Clock of the Long Now by Stewart Brand

Clock of the Long Now by Stewart Brand

Author:Stewart Brand
Language: eng
Format: epub
Publisher: Basic Books
Published: 2010-05-31T16:00:00+00:00


Such a museum could, if necessary, be not just a collection of curiosities but a template for renewal. When civilizations truly crash, no one at the time can imagine the depth of the fall, nor how labored and long the revival, if it ever happens. After Rome fell, “Europe went unwashed for a thousand years.” Cities emptied; literacy vanished. All the Roman achievements of engineering, culture, and government simply ceased to be. Population in some areas dropped by nine-tenths. Even with the heroic continuity of the Catholic Church, the skein of culture was reduced to fragile wisps: Only one copy of Lucretius made it through the Dark Ages, only one copy of five books of Livy, one copy of nine plays of Euripides, one copy of Tacitus, one copy of Beowulf.

Of the fifteen to twenty thousand distinct languages once spoken two-thirds are extinct, and the pace of loss is increasing. “The death of a language,” writes George Steiner, “be it whispered by the merest handful on some parcel of condemned ground, is the death of a world.”

Civilization now is global. It is ever more tightly linked and ever more leveraged out over the abyss on an elaborate superstructure of highly sophisticated technology, every part of which depends on the success of every other part. All this may make it more robust against catastrophe, or more frail, we don’t know yet. What we do know is that a global collapse cannot count on some other civilization coming to the rescue, since by then there will be no other. It is strange to contemplate, except in light of thousands of years and the demise of twenty-some previous civilizations.

Perhaps the 10,000-Year Library should be thought of as an insurance provider. It offers detailed risk assessment of the chances civilization is taking (which might be enlightening in its own right) and promises resources for recovery if, God forbid (as insurance agents say), the worst should happen.

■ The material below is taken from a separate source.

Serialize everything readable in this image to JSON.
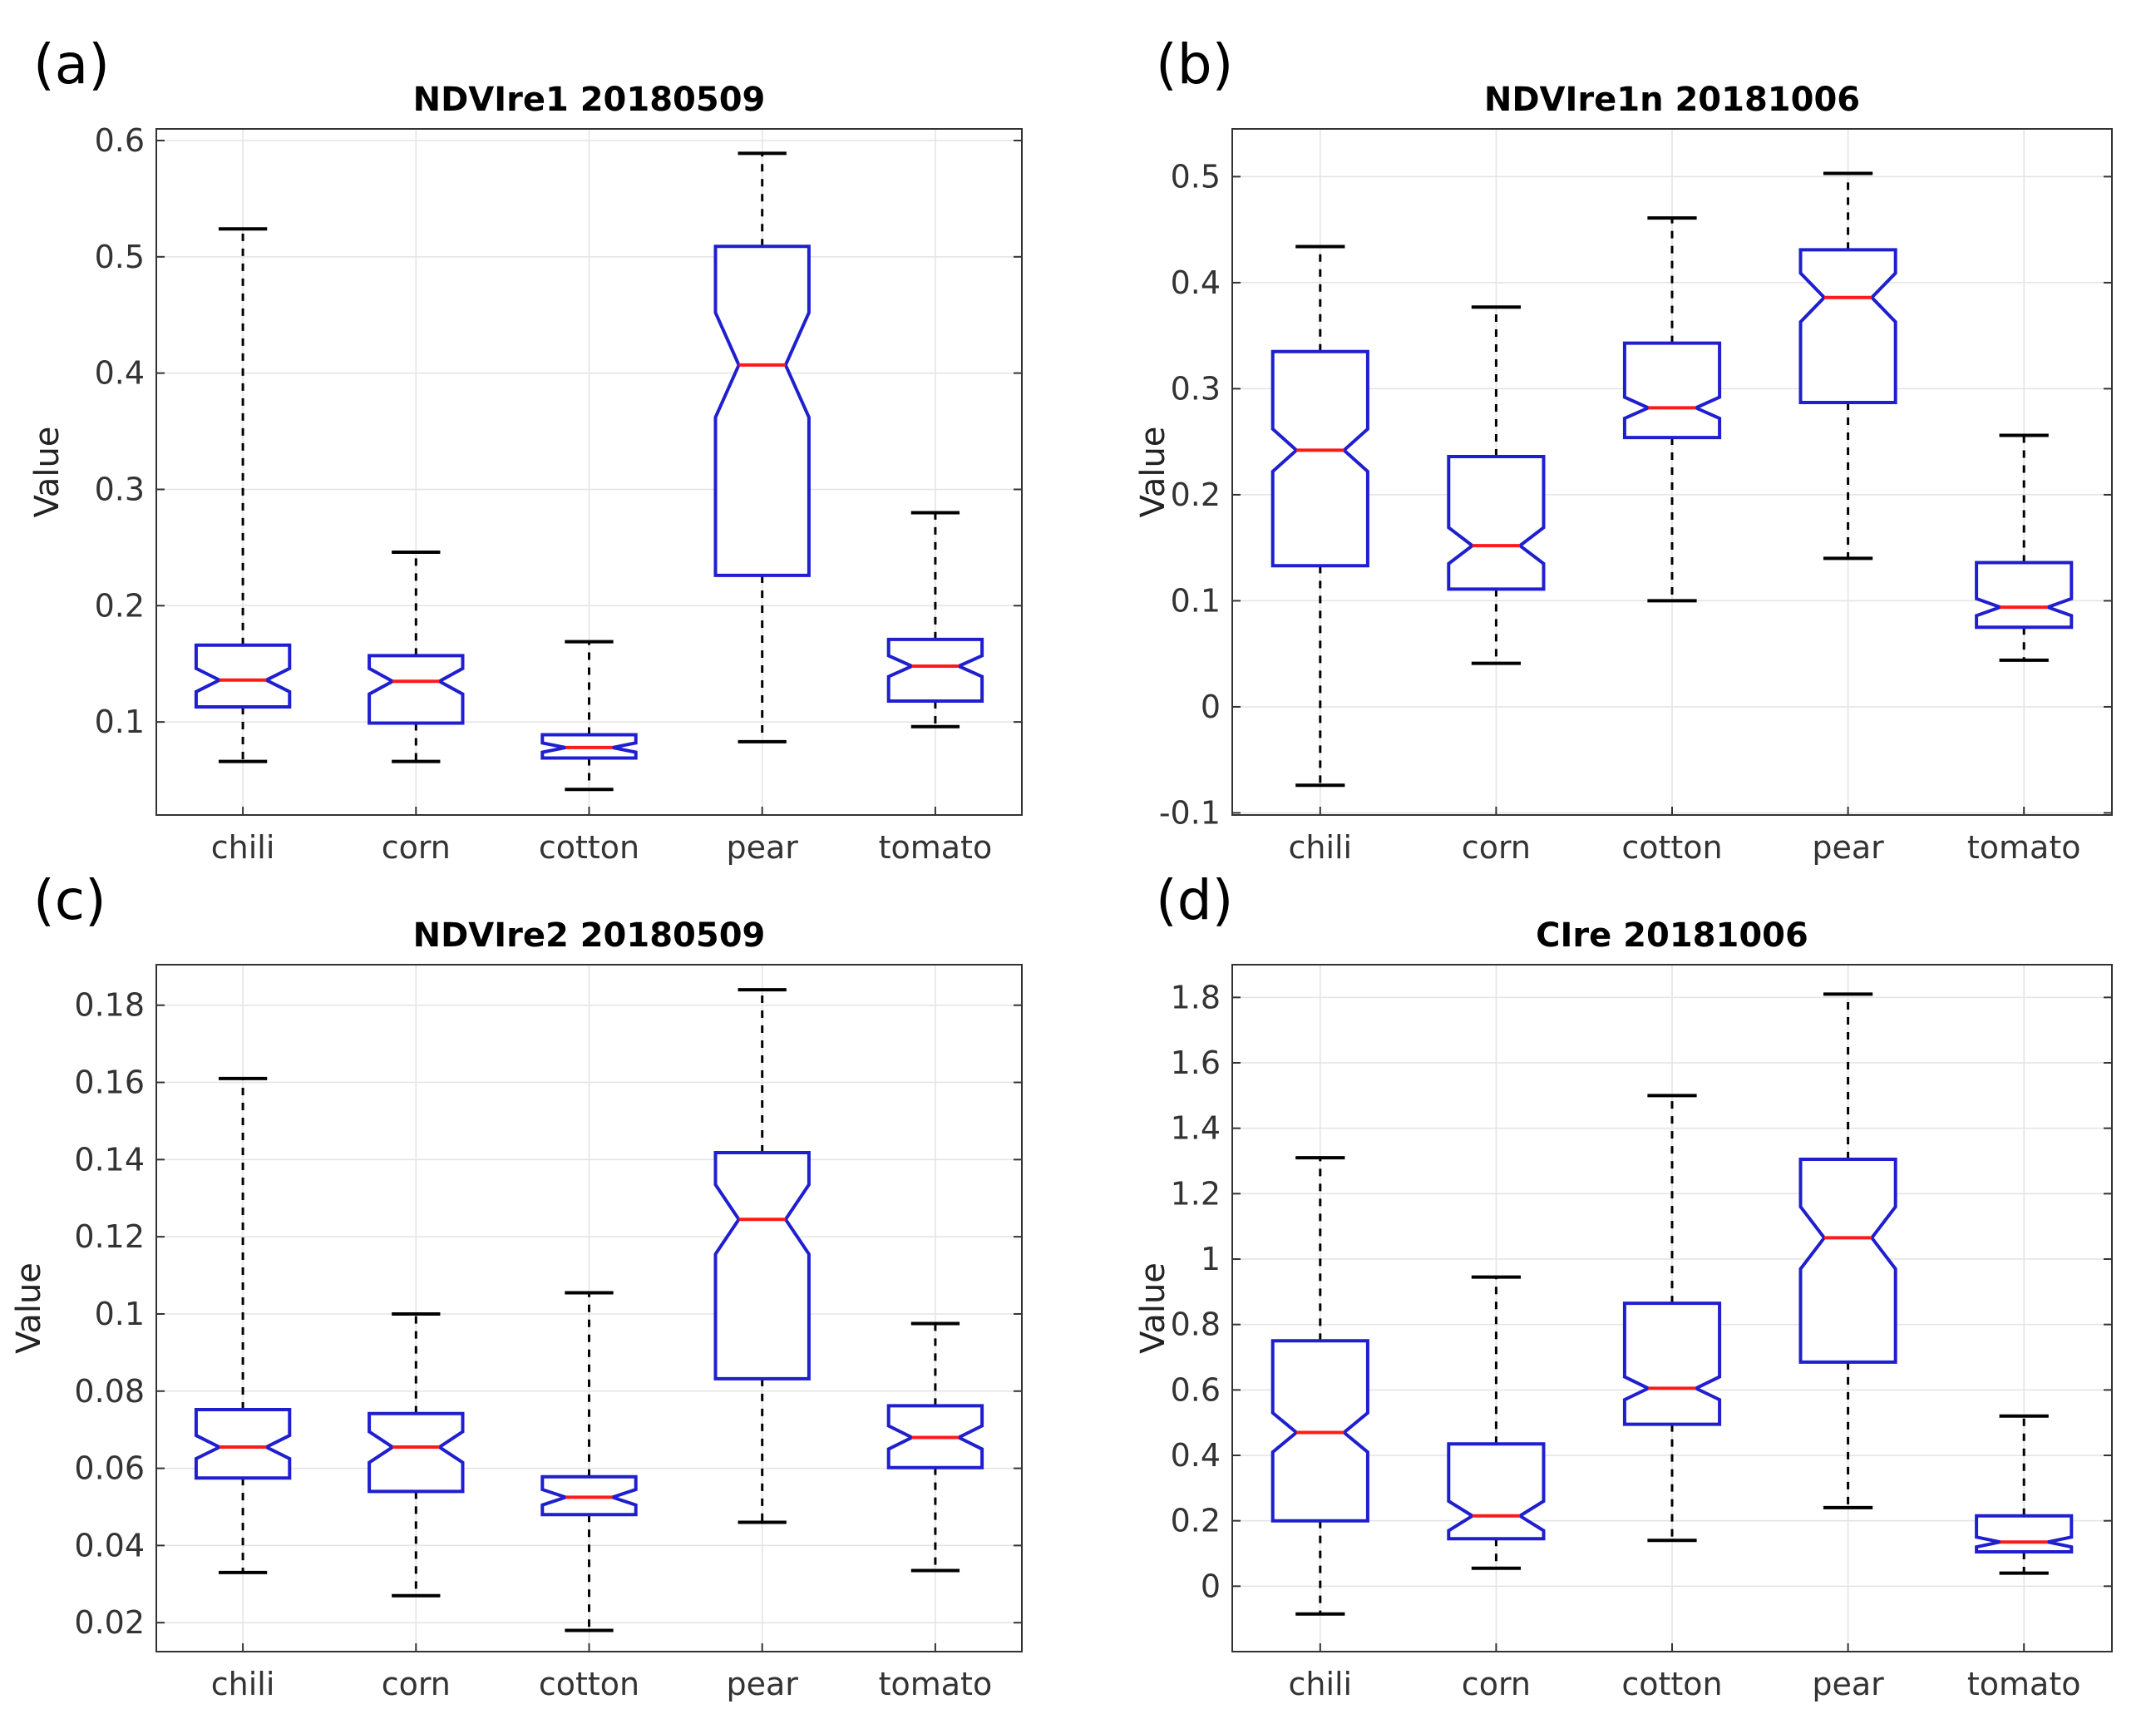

The scientist James Lovelock, best known for his Gaia theory of life-mediated regulation of the atmosphere, has proposed compiling a start-up manual for civilization, beginning with how to make fire, moving on through all of science and technology, from subjects such as ancient genetic design (domesticating plants and animals by selective breeding) to current genetic design (cloning). “Who would guard such a book?” Lovelock asks. “A book of science written with authority and as splendid a read as Tyndale’s Bible might need no guardians. It would earn the respect needed to ensure it a place in every home, school, library, and place of worship. It would then be on hand whatever happened.”

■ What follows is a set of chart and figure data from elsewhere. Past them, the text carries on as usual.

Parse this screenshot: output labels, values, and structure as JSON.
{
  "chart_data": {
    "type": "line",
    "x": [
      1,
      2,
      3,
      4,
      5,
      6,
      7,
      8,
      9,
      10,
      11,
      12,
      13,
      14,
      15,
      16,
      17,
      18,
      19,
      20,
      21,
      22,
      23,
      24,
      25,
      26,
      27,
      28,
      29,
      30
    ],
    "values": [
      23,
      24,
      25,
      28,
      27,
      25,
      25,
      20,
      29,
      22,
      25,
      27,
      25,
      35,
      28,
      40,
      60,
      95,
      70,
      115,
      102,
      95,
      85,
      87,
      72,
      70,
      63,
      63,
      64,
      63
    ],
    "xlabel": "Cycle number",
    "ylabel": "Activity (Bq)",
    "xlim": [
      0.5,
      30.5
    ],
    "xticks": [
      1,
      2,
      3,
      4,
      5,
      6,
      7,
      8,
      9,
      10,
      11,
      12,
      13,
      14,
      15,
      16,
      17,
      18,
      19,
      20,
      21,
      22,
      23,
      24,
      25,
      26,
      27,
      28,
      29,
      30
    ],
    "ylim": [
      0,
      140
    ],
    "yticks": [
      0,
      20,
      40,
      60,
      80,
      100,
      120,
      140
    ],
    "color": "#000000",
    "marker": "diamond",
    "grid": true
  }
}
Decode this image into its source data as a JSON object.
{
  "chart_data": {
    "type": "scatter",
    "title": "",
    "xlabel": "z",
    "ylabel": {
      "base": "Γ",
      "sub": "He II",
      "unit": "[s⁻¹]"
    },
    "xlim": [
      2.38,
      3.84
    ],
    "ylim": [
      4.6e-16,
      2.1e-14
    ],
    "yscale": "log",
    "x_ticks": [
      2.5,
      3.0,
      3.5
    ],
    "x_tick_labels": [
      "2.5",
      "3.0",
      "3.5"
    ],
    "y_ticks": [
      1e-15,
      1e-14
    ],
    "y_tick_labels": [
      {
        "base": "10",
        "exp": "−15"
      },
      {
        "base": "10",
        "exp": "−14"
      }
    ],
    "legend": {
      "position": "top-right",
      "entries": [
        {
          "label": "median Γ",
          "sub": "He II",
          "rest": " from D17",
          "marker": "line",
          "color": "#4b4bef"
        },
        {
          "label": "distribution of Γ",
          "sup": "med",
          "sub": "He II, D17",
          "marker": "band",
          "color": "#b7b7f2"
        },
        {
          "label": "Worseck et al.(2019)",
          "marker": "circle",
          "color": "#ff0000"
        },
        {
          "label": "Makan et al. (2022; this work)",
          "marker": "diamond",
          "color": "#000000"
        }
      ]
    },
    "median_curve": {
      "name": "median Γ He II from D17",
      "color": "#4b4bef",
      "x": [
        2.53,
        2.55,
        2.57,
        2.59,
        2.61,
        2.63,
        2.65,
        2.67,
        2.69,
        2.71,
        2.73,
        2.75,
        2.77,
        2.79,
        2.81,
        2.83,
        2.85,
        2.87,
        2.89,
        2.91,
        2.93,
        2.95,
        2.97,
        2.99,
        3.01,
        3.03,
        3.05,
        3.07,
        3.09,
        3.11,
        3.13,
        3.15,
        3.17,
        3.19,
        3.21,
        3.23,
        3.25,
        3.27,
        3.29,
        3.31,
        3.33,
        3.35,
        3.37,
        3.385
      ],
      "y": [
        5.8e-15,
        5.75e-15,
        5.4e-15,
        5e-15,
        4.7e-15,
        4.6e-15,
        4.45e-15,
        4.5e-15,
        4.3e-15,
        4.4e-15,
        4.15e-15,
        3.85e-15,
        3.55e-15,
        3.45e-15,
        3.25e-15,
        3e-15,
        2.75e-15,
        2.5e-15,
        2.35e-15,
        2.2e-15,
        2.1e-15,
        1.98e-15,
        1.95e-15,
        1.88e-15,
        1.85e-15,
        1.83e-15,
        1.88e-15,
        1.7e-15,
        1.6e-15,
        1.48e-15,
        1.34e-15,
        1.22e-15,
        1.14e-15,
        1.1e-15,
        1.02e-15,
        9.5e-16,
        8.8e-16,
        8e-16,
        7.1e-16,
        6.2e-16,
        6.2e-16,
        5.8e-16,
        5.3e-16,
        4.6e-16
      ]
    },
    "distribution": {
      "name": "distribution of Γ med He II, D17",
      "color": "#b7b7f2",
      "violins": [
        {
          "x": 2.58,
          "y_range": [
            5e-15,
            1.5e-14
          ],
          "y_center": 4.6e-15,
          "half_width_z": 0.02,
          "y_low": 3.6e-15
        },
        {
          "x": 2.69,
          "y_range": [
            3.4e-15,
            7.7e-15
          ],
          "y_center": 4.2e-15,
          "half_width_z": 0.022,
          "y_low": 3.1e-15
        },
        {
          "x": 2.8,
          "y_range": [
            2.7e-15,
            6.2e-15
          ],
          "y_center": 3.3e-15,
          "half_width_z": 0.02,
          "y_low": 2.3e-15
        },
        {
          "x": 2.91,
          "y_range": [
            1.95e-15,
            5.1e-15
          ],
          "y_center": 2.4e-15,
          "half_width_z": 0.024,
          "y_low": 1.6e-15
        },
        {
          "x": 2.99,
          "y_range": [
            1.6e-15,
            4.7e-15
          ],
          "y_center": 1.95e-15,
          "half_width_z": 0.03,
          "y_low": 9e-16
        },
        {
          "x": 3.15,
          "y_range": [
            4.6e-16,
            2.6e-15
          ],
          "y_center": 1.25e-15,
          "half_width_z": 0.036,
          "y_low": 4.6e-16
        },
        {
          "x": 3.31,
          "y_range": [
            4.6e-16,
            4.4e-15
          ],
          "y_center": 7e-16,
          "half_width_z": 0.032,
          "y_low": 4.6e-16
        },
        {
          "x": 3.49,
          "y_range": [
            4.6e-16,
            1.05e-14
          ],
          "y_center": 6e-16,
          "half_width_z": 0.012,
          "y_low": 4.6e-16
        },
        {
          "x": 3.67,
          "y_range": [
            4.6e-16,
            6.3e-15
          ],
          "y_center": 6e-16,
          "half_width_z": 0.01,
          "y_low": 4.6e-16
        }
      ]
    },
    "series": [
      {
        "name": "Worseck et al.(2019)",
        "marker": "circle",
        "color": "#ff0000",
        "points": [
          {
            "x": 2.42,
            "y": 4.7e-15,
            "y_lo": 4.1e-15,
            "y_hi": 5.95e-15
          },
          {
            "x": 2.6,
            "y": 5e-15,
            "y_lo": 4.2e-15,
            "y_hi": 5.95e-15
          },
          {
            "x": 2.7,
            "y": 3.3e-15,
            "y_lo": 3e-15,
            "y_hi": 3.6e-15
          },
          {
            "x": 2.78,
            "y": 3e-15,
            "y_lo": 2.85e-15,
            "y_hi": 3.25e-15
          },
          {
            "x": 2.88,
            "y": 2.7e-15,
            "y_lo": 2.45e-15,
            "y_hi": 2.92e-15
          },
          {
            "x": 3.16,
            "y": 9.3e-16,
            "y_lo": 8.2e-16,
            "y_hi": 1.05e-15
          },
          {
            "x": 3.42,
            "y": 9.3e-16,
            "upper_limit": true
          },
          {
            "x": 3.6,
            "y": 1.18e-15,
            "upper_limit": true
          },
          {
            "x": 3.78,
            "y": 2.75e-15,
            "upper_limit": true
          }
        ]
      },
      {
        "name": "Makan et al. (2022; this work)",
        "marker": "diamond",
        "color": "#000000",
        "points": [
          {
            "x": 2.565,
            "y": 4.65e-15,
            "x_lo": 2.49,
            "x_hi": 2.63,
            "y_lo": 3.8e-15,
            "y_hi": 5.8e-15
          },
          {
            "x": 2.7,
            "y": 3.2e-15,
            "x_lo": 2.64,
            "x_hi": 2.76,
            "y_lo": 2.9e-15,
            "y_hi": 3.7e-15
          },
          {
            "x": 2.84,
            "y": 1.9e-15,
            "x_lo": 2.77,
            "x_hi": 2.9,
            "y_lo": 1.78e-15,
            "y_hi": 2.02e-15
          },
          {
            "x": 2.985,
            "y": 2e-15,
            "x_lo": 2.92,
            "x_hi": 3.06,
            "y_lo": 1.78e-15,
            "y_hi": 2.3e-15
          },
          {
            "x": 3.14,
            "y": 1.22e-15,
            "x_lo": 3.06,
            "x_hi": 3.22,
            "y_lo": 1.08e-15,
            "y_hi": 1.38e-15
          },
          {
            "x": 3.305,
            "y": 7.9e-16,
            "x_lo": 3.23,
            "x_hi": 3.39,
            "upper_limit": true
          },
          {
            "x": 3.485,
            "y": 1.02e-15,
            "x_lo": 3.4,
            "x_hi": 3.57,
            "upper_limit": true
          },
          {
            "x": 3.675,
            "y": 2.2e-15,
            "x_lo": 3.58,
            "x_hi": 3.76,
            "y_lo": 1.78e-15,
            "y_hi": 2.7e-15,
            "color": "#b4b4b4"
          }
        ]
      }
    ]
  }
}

Lovelock worries about science skills being lost because they have become so widely scattered into countless narrow specialties. His civilization primer would be the great cross-disciplinary reference work. Doug Carlston lists other categories of endangered information: “information that was important to many but held by few, old information (Dead Sea Scrolls), restricted information (Stasi files), information of importance over long periods of time (gene structures, seismic records, weather, seeds!), information held largely in highly degradable form (Technicolor movies).